Die meisten der Erinnerungsstücke an Hemingway wurden von der Oak Park Historical Society gesammelt. Das Haus, in dem er aufwuchs, ist jedoch nicht zu besichtigen. Da lohnt es sich schon eher, die 25 über die ganze Stadt verstreuten Bauwerke von Wright ausfindig zu machen. Der 1904 erbaute Unity Temple ist Wrights erster Versuch einer Konstruktion aus gegossenem Beton und eine seiner berühmtesten Arbeiten. Sein Home and Studio wurde mehrmals umgestaltet und vereinigt sämtliche Erkennungsmerkmale, die mit Wright in Verbindung gebracht werden.

Oak Park liegt 15 Kilometer westlich des Loop und ist bequem mit der Hochbahn zu erreichen.

Indiana Dunes National Lakeshore Indiana Dunes National Lakeshore

An klaren Tagen kann man von Chicago aus Gary sehen, ein ärmliches Zentrum der stahlverarbeitenden Industrie knapp 50 Kilometer südöstlich am Ufer des Lake Michigan.
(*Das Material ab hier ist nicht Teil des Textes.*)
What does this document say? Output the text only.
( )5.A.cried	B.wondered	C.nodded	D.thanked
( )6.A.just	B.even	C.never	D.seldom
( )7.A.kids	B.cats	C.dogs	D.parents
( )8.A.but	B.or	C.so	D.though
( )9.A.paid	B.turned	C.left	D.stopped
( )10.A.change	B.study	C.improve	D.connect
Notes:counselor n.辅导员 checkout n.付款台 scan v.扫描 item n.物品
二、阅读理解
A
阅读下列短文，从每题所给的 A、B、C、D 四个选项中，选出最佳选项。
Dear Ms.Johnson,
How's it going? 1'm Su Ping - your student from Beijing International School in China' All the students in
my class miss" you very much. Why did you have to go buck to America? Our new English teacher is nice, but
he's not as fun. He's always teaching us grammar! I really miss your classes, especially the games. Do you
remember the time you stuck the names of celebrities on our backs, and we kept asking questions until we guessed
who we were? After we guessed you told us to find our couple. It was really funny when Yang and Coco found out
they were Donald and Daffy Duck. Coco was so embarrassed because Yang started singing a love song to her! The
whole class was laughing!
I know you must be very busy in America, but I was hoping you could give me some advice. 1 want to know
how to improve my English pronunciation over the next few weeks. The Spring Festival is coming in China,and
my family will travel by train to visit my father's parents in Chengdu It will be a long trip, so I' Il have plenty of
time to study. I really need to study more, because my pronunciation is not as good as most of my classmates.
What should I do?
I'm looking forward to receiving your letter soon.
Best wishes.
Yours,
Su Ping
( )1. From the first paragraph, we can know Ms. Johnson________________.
Jenseits dieses industriellen Schandflecks liegen die Indiana Dunes, ein 25 Kilometer langer Streifen aus Sandstränden und Dünen, die von den starken Winden am Lake Michigan geformt wurden. Dort gibt es zwar auch einige Baugebiete und ein paar Stahlwerke, doch große Teile des unberührten Sandstrands und der Uferregion wurden zu Schutzgebieten und Nationalparks erklärt.

Das Bailly-Chellberg Visitor Center and Trail bildet das Herz des National Lakeshore Park. An einem drei Kilometer langen Wald- und Naturwanderweg wachsen Hornsträucher, arktische Beeren und sogar Kakteen. Der Pfad führt außerdem an restaurierten Blockhütten aus der Zeit um 1820 und an einer Farm vorbei, die etwa 1870 von schwedischen Siedlern gebaut wurde.

Im Sommer ist der Indiana Dunes State Park mit Menschen übersät, die an den Strand drängen. Das östliche Ende des nicht ganz so überfüllten Kemil Road Beach wird von Mount Baldy beherrscht, einer 36 Meter hohen Düne, die einen guten Ausblick über den See und die Ufergebiete bietet.

Vom Zentrum Chicagos fahren häufig Züge am Südufer entlang zu den 65 Kilometer östlich gelegenen Indiana Dunes. Mit dem Auto gelangt man über den I-94 zu den Parks.